Eucalyptus dolichorhyncha, commonly known as the fuchsia gum, is a species of mallet that is endemic to the south-west of Western Australia. It has smooth, pale grey over pale brown bark, lance-shaped to oblong adult leaves, pendulous, solitary, red flower buds in leaf axils, yellow flowers and winged fruit that is square in cross-section.

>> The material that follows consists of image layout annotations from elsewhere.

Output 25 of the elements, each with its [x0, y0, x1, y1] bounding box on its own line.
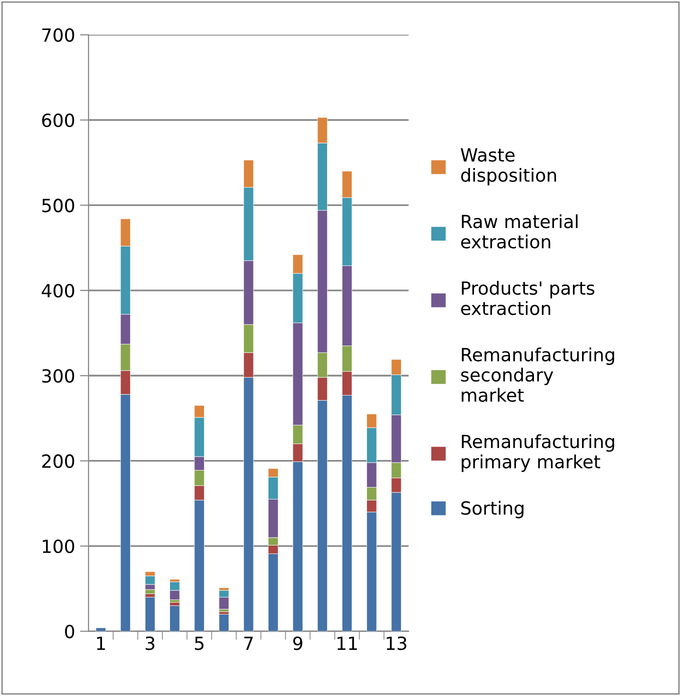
bar [170, 606, 180, 632]
y-tick-label: 100 [42, 540, 74, 554]
x-tick-label: 5 [194, 636, 204, 650]
x-tick-label: 11 [338, 636, 357, 650]
y-tick-label: 700 [42, 28, 74, 42]
legend-label: Raw material extraction [461, 214, 578, 249]
legend-label: Waste disposition [460, 148, 556, 186]
legend-label: Remanufacturing primary market [462, 434, 614, 472]
y-tick-label: 200 [42, 454, 74, 468]
bar [144, 596, 156, 632]
y-tick-label: 0 [65, 624, 74, 638]
x-tick-label: 7 [244, 636, 253, 650]
legend-label: Products' parts extraction [461, 280, 594, 316]
x-tick-label: 9 [293, 636, 302, 650]
x-tick-label: 13 [386, 636, 406, 650]
legend-label: Sorting [461, 500, 524, 518]
legend-label: Remanufacturing secondary market [461, 347, 614, 402]
y-tick-label: 500 [42, 198, 74, 212]
y-tick-label: 300 [42, 369, 74, 383]
y-tick-label: 600 [42, 113, 74, 128]
x-tick-label: 1 [97, 636, 105, 650]
bar [218, 614, 230, 632]
bar [96, 628, 106, 632]
y-tick-label: 400 [42, 284, 74, 298]
x-tick-label: 3 [146, 636, 154, 650]
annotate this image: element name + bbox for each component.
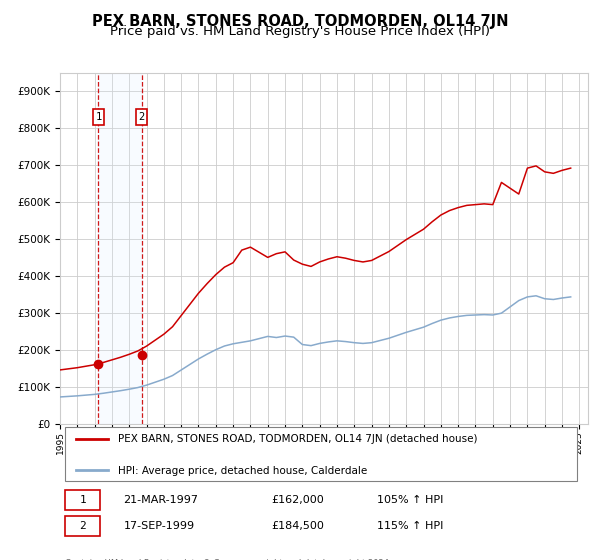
- FancyBboxPatch shape: [65, 427, 577, 481]
- Text: 1: 1: [95, 112, 101, 122]
- Text: £184,500: £184,500: [271, 521, 324, 531]
- Bar: [98, 73, 142, 423]
- Text: 21-MAR-1997: 21-MAR-1997: [124, 495, 199, 505]
- Text: PEX BARN, STONES ROAD, TODMORDEN, OL14 7JN (detached house): PEX BARN, STONES ROAD, TODMORDEN, OL14 7…: [118, 434, 478, 444]
- Text: 105% ↑ HPI: 105% ↑ HPI: [377, 495, 443, 505]
- Text: 17-SEP-1999: 17-SEP-1999: [124, 521, 194, 531]
- Text: 115% ↑ HPI: 115% ↑ HPI: [377, 521, 443, 531]
- Text: 2: 2: [79, 521, 86, 531]
- Text: HPI: Average price, detached house, Calderdale: HPI: Average price, detached house, Cald…: [118, 465, 367, 475]
- FancyBboxPatch shape: [65, 516, 100, 536]
- FancyBboxPatch shape: [65, 490, 100, 510]
- Text: PEX BARN, STONES ROAD, TODMORDEN, OL14 7JN: PEX BARN, STONES ROAD, TODMORDEN, OL14 7…: [92, 14, 508, 29]
- Text: Price paid vs. HM Land Registry's House Price Index (HPI): Price paid vs. HM Land Registry's House …: [110, 25, 490, 38]
- Text: 2: 2: [139, 112, 145, 122]
- Text: Contains HM Land Registry data © Crown copyright and database right 2024.
This d: Contains HM Land Registry data © Crown c…: [65, 559, 392, 560]
- Text: 1: 1: [79, 495, 86, 505]
- Text: £162,000: £162,000: [271, 495, 324, 505]
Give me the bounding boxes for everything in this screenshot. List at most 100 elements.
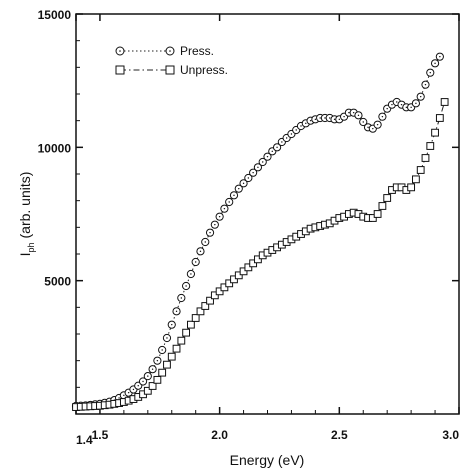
legend-marker <box>115 65 125 75</box>
data-point-center <box>314 118 317 121</box>
x-tick-label: 2.5 <box>331 428 348 442</box>
data-point <box>244 263 253 272</box>
data-point-center <box>343 115 345 118</box>
data-point-center <box>142 380 144 383</box>
y-tick-label: 5000 <box>44 275 71 289</box>
data-point <box>440 98 449 106</box>
data-point <box>148 382 157 390</box>
y-axis-title-rest: (arb. units) <box>17 172 33 239</box>
data-point-center <box>151 368 154 370</box>
data-point-center <box>386 107 388 110</box>
data-point-center <box>223 207 226 210</box>
x-tick-label: 1.5 <box>92 428 109 442</box>
data-point-center <box>434 62 436 65</box>
data-point <box>177 336 186 345</box>
data-point <box>435 114 444 122</box>
data-point-center <box>127 391 130 394</box>
data-point-center <box>338 118 341 121</box>
data-point-center <box>362 121 364 123</box>
data-point <box>167 352 176 361</box>
legend: Press. Unpress. <box>115 44 228 77</box>
data-point-center <box>285 137 288 139</box>
data-point-center <box>309 119 312 122</box>
data-point-center <box>209 231 211 234</box>
y-axis-ticks: 5000 10000 15000 <box>38 8 459 388</box>
data-point <box>191 314 200 322</box>
data-point <box>187 320 195 329</box>
data-point <box>254 255 262 264</box>
data-point <box>215 287 224 296</box>
plot-frame <box>75 13 460 415</box>
data-point-center <box>276 146 278 149</box>
data-point-center <box>367 126 369 129</box>
data-point-center <box>352 111 355 114</box>
data-point-center <box>204 241 206 243</box>
data-point-center <box>185 285 187 287</box>
data-point <box>196 307 205 316</box>
data-point-center <box>410 106 412 109</box>
data-point <box>373 210 382 218</box>
data-point-center <box>333 118 336 121</box>
data-point <box>412 175 420 184</box>
data-point-center <box>214 223 216 226</box>
data-point <box>249 259 258 268</box>
data-point-center <box>266 155 269 158</box>
data-point <box>182 328 191 337</box>
data-point-center <box>300 125 302 127</box>
data-point <box>163 360 171 369</box>
data-point <box>225 279 234 288</box>
data-point-center <box>329 117 331 119</box>
legend-marker <box>165 65 175 75</box>
data-point <box>201 302 210 310</box>
data-point-center <box>118 397 120 399</box>
data-point <box>234 271 243 280</box>
data-point <box>426 142 435 150</box>
data-point <box>431 128 439 137</box>
y-axis-title-main: I <box>17 253 33 257</box>
data-point-center <box>137 385 139 387</box>
data-point <box>416 166 425 174</box>
data-point-center <box>348 111 350 114</box>
data-point <box>172 344 181 353</box>
data-point-center <box>262 161 264 163</box>
data-point-center <box>372 127 374 130</box>
data-point-center <box>233 194 235 197</box>
data-point-center <box>271 150 273 153</box>
data-point <box>158 368 167 377</box>
data-point-center <box>357 114 360 117</box>
x-tick-label: 1.4 <box>76 433 93 447</box>
data-point <box>220 283 229 292</box>
series-layer <box>71 52 449 411</box>
data-point-center <box>415 102 417 105</box>
data-point <box>210 291 219 300</box>
data-point-center <box>257 166 259 169</box>
data-point-center <box>175 310 178 313</box>
legend-label: Unpress. <box>180 63 228 77</box>
data-point-center <box>194 261 197 263</box>
data-point <box>206 296 214 305</box>
data-point-center <box>376 123 379 126</box>
data-point-center <box>228 201 230 203</box>
data-point <box>421 154 430 162</box>
x-axis-title: Energy (eV) <box>230 452 305 468</box>
data-point-center <box>171 323 173 326</box>
data-point-center <box>381 115 384 118</box>
legend-marker-center <box>119 50 121 52</box>
data-point <box>368 214 377 222</box>
series-unpress <box>72 98 449 411</box>
data-point-center <box>400 103 403 106</box>
data-point-center <box>156 359 159 362</box>
data-point-center <box>281 141 283 143</box>
data-point <box>239 267 248 276</box>
y-tick-label: 15000 <box>38 8 72 22</box>
data-point-center <box>199 250 202 253</box>
y-axis-title: Iph (arb. units) <box>17 172 36 257</box>
data-point <box>378 202 387 210</box>
data-point <box>407 183 416 192</box>
data-point-center <box>180 297 183 299</box>
y-axis-title-subscript: ph <box>26 243 36 253</box>
data-point-center <box>396 101 398 103</box>
data-point-center <box>424 83 427 86</box>
data-point-center <box>290 133 293 135</box>
y-tick-label: 10000 <box>38 141 72 155</box>
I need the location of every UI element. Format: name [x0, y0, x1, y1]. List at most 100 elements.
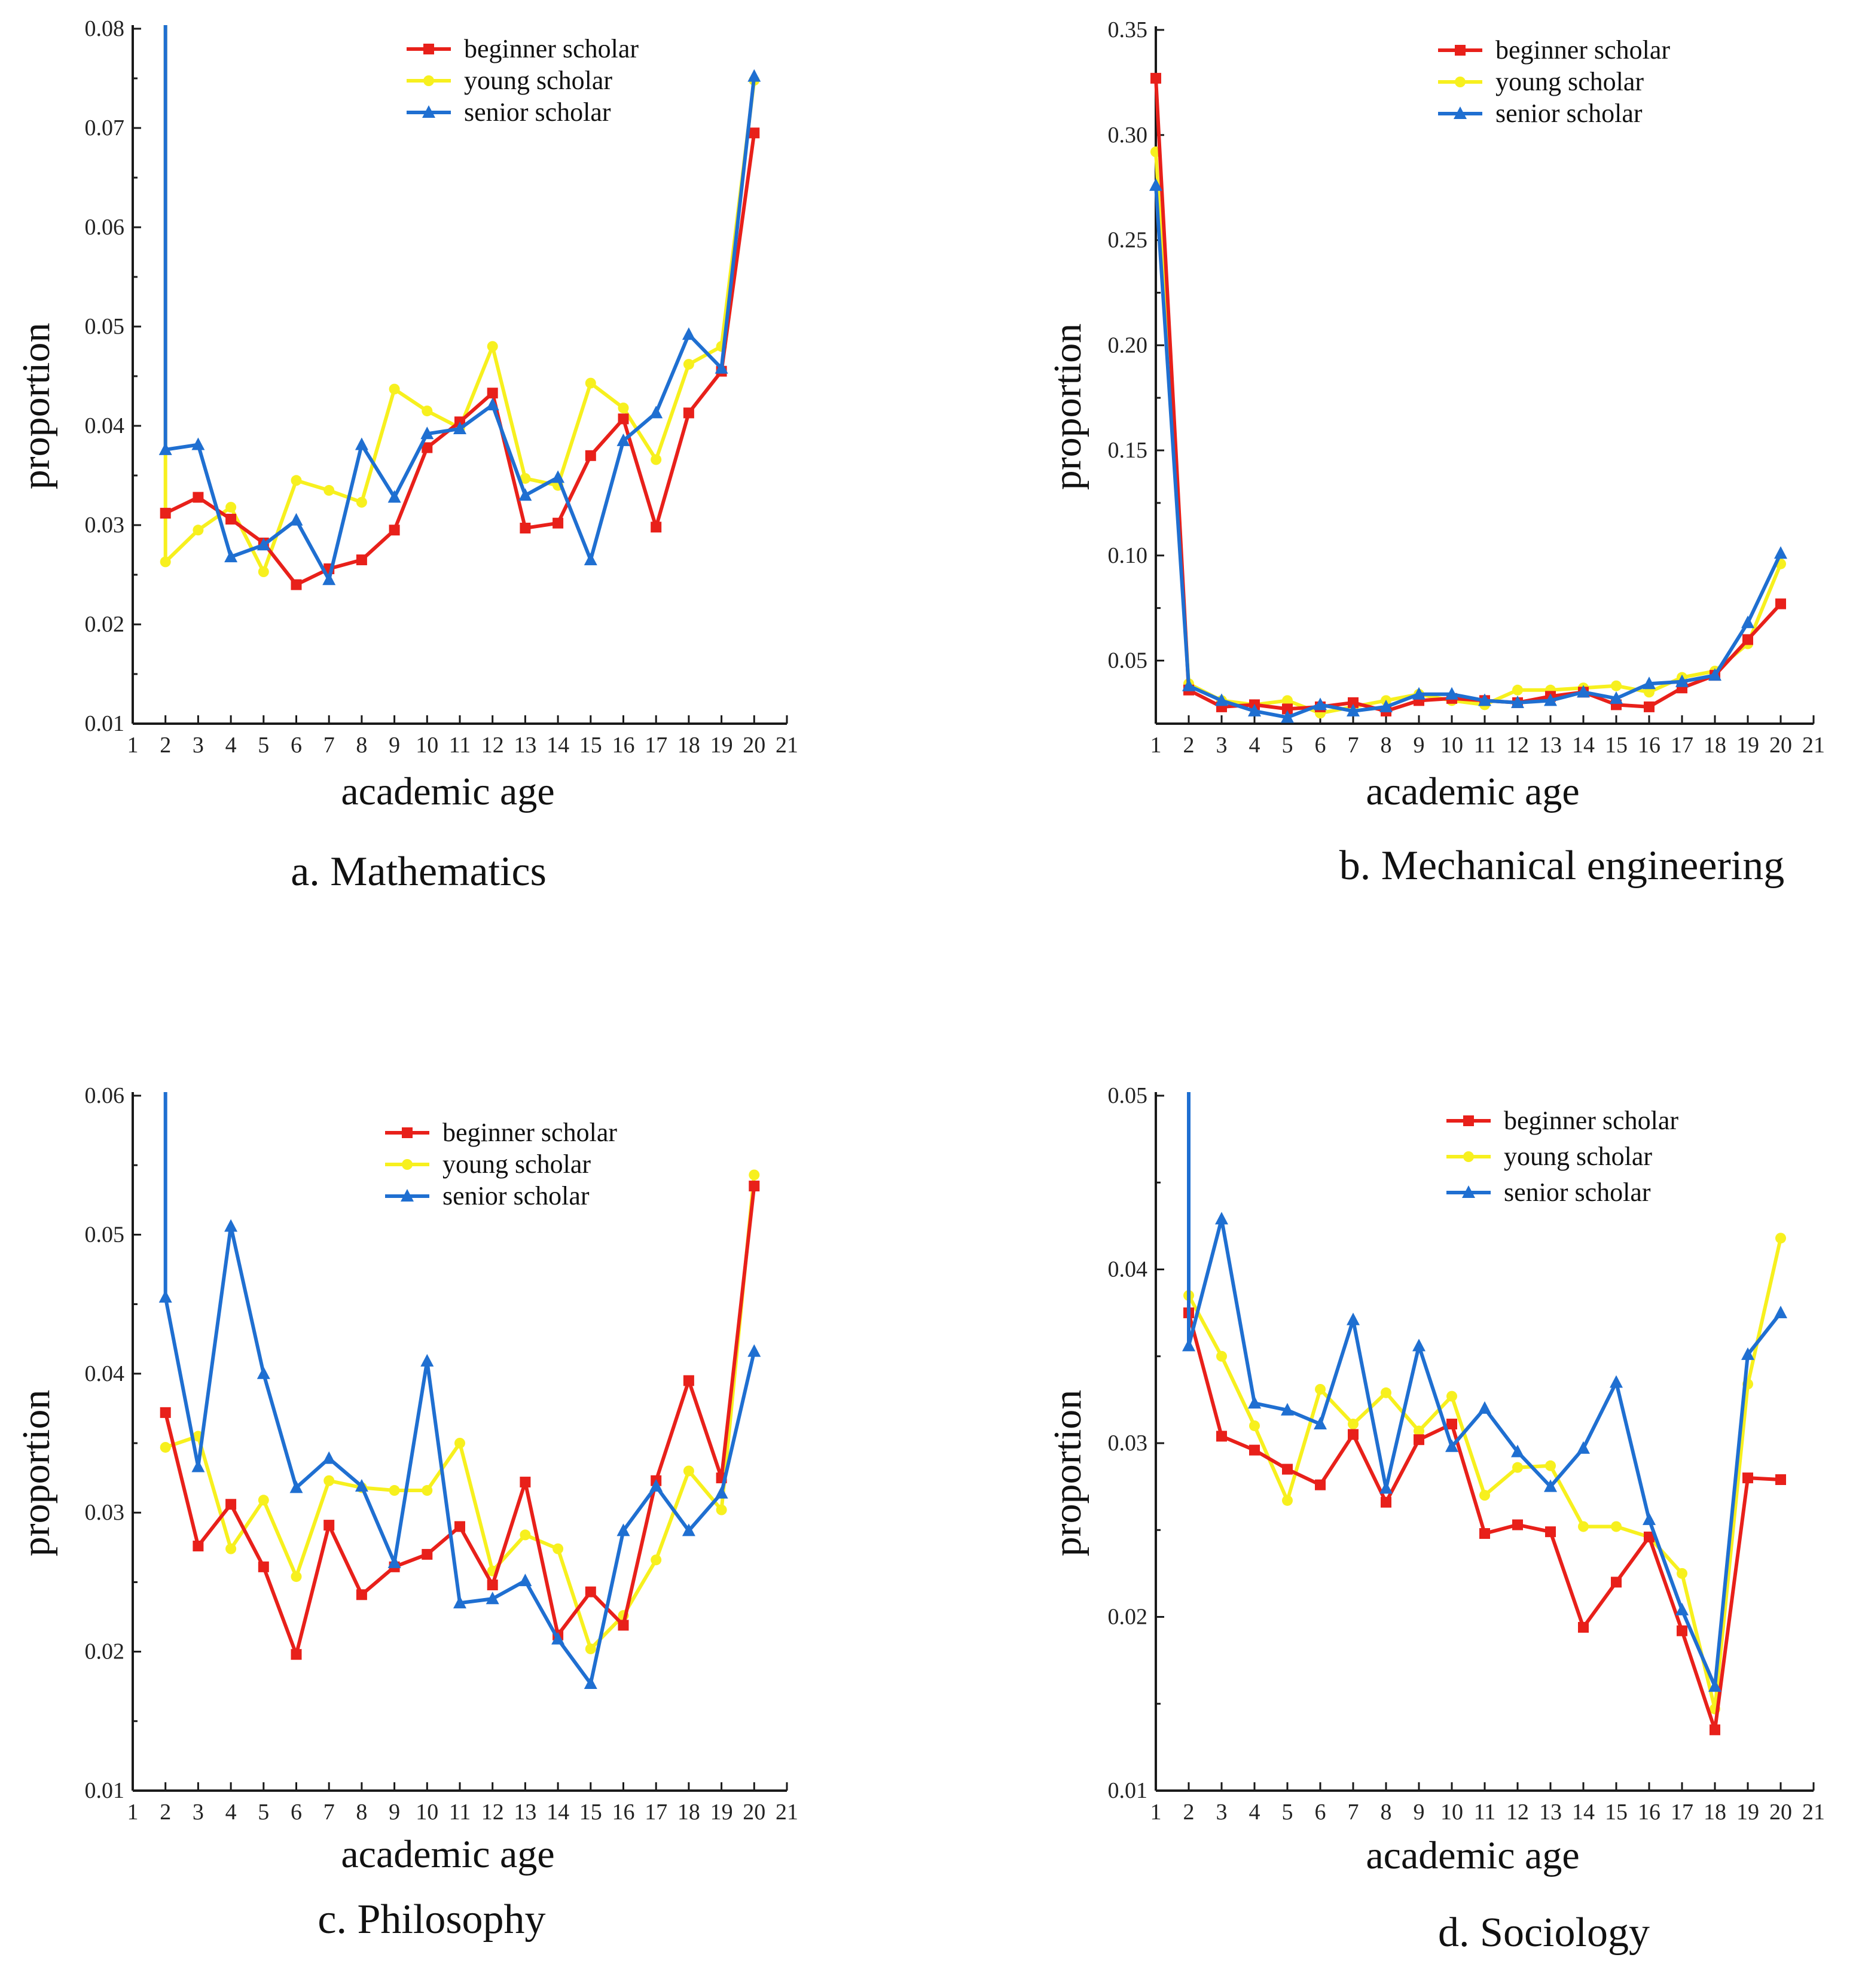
data-point-beginner-scholar: [1775, 1474, 1786, 1486]
panel-caption: c. Philosophy: [318, 1896, 545, 1943]
y-tick-label: 0.03: [1108, 1431, 1148, 1456]
y-tick-label: 0.05: [85, 314, 125, 339]
data-point-beginner-scholar: [291, 1649, 302, 1660]
x-tick-label: 6: [1315, 1800, 1326, 1825]
data-point-senior-scholar: [1478, 1401, 1491, 1414]
data-point-beginner-scholar: [1282, 703, 1293, 715]
x-tick-label: 1: [127, 733, 139, 758]
x-tick-label: 21: [776, 1800, 798, 1825]
data-point-beginner-scholar: [1479, 1528, 1490, 1539]
data-point-senior-scholar: [1182, 1338, 1195, 1352]
data-point-senior-scholar: [1412, 1338, 1426, 1352]
series-beginner-scholar: [1183, 1307, 1786, 1736]
data-point-senior-scholar: [1347, 703, 1360, 716]
data-point-senior-scholar: [486, 398, 499, 411]
data-point-beginner-scholar: [291, 579, 302, 590]
chart-panel-sociology: 0.01 0.02 0.03 0.04 0.05 1 2 3 4 5 6 7 8 9 10 11 12 13 14 1…: [931, 994, 1862, 1988]
data-point-senior-scholar: [420, 426, 434, 440]
series-line-beginner-scholar: [164, 132, 756, 587]
data-point-senior-scholar: [1544, 693, 1557, 706]
data-point-beginner-scholar: [1315, 1479, 1326, 1490]
data-point-senior-scholar: [1445, 687, 1458, 700]
legend-marker-beginner-scholar: [1463, 1115, 1474, 1126]
y-tick-label: 0.04: [1108, 1257, 1148, 1282]
x-tick-label: 11: [449, 733, 471, 758]
data-point-senior-scholar: [747, 1344, 761, 1357]
x-tick-label: 19: [710, 1800, 733, 1825]
data-point-beginner-scholar: [160, 1407, 171, 1418]
x-tick-label: 5: [258, 733, 269, 758]
x-tick-label: 21: [1802, 1800, 1825, 1825]
data-point-young-scholar: [651, 454, 662, 465]
legend-label-beginner-scholar: beginner scholar: [1504, 1106, 1678, 1135]
series-line-beginner-scholar: [163, 1185, 756, 1657]
x-tick-label: 11: [449, 1800, 471, 1825]
x-tick-label: 12: [481, 1800, 504, 1825]
data-point-beginner-scholar: [1644, 701, 1655, 712]
chart-sociology: 0.010.020.030.040.051 2 3 4 5 6 7 8 9 10 11 12 13 14 1…: [1046, 1083, 1825, 1956]
chart-philosophy: 0.010.020.030.040.050.061 2 3 4 5 6 7 8 9 10 11 12 1…: [14, 1083, 798, 1943]
data-point-young-scholar: [749, 1169, 760, 1181]
series-line-beginner-scholar: [1154, 78, 1782, 713]
x-tick-label: 6: [291, 1800, 302, 1825]
series-young-scholar: [160, 25, 760, 578]
data-point-beginner-scholar: [389, 525, 400, 536]
y-tick-label: 0.25: [1108, 228, 1148, 253]
data-point-young-scholar: [258, 566, 269, 578]
data-point-beginner-scholar: [1150, 72, 1161, 84]
data-point-beginner-scholar: [1381, 1496, 1391, 1508]
data-point-beginner-scholar: [1348, 697, 1359, 708]
data-point-senior-scholar: [682, 1523, 695, 1536]
legend-label-senior-scholar: senior scholar: [442, 1181, 590, 1211]
data-point-beginner-scholar: [193, 492, 204, 503]
y-tick-label: 0.20: [1108, 333, 1148, 358]
data-point-young-scholar: [487, 341, 498, 352]
data-point-senior-scholar: [1774, 1306, 1787, 1319]
x-tick-label: 15: [579, 1800, 602, 1825]
data-point-young-scholar: [618, 403, 629, 414]
data-point-young-scholar: [193, 525, 204, 536]
legend-marker-beginner-scholar: [1455, 45, 1466, 56]
series-young-scholar: [1183, 1233, 1786, 1715]
data-point-young-scholar: [323, 484, 335, 496]
x-tick-label: 20: [1769, 733, 1792, 758]
data-point-young-scholar: [1775, 1233, 1786, 1244]
data-point-senior-scholar: [1379, 699, 1393, 712]
data-point-beginner-scholar: [225, 1499, 237, 1510]
x-tick-label: 16: [1638, 733, 1660, 758]
data-point-beginner-scholar: [585, 1586, 596, 1597]
chart-panel-philosophy: 0.01 0.02 0.03 0.04 0.05 0.06 1 2 3 4 5 6 7 8 9 10 11 12 1…: [0, 994, 931, 1988]
x-tick-label: 18: [1704, 733, 1726, 758]
x-tick-label: 17: [1671, 733, 1693, 758]
data-point-senior-scholar: [1478, 693, 1491, 706]
data-point-beginner-scholar: [749, 1181, 760, 1192]
x-tick-label: 12: [481, 733, 504, 758]
y-tick-label: 0.10: [1108, 543, 1148, 568]
series-senior-scholar: [1182, 1092, 1787, 1692]
data-point-young-scholar: [553, 1543, 564, 1554]
data-point-senior-scholar: [191, 1459, 205, 1472]
data-point-young-scholar: [1249, 1420, 1260, 1431]
data-point-young-scholar: [291, 1571, 302, 1583]
data-point-senior-scholar: [1281, 710, 1294, 723]
x-tick-label: 10: [1440, 733, 1463, 758]
legend-marker-young-scholar: [402, 1159, 413, 1170]
legend-label-young-scholar: young scholar: [442, 1149, 591, 1179]
legend-label-senior-scholar: senior scholar: [1495, 99, 1643, 128]
y-tick-label: 0.02: [85, 1639, 125, 1664]
x-tick-label: 20: [743, 1800, 765, 1825]
y-axis-title: proportion: [14, 323, 58, 490]
y-tick-label: 0.08: [85, 16, 125, 41]
y-tick-label: 0.30: [1108, 123, 1148, 148]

Eucalyptus dolichorhyncha buds
flower buds and fruit

Description

Eucalyptus dolichorhyncha is a mallet that typically grows to a height of 1–6 m (3 ft 3 in–19 ft 8 in) but does not form a lignotuber. It has smooth, pale grey over pale orange to pale brown bark. Young plants and coppice regrowth have leaves arranged alternately and egg-shaped to lance-shaped, 30–100 mm (1.2–3.9 in) long and 20–60 mm (0.79–2.36 in) wide and petiolate. Adult leaves are lance-shaped to oblong, 45–90 mm (1.8–3.5 in) long and 10–27 mm (0.39–1.06 in) wide on a petiole 8–16 mm (0.31–0.63 in) wide. The flower buds hang singly in leaf axils on a peduncle 20–42 mm (0.79–1.65 in) long, the pedicel 8–15 mm (0.31–0.59 in) long. Mature buds are red, oblong and square in cross section with a wing on each corner, 32–55 mm (1.3–2.2 in) long and 10–18 mm (0.39–0.71 in) wide. Flowering occurs between January and May and the flowers are yellow. The fruit is a woody capsule that is a similar shape to the mature buds, 29–40 mm (1.1–1.6 in) long and 13–30 mm (0.51–1.18 in) wide with the valves enclosed below the rim.

Taxonomy and naming

Fuchsia gum was first formally described in 1973 by Ian Brooker who gave it the name Eucalyptus forrestiana subsp. dolichorhyncha and published the description in the Journal of the Royal Society of Western Australia. The type specimen was collected by John W. Green near Grass Patch in 1957. In 1993, Brooker and Hopper raised the subspecies to species status as E. dolichorhyncha. The specific epithet (dolichorhyncha) is derived from the Ancient Greek words dolichos meaning "long" and rhynchos meaning "snout" or "muzzle", referring to the long narrow operculum.

Distribution and habitat

Eucalyptus dolichorhyncha has a limited range on flats in a small area along the south coast of the Goldfields-Esperance region of Western Australia north of Esperance where it grows in sandy clay or clay soils.

Conservation status

This mallet is classified as "Priority Four" by the Government of Western Australia Department of Parks and Wildlife, meaning that is rare or near threatened.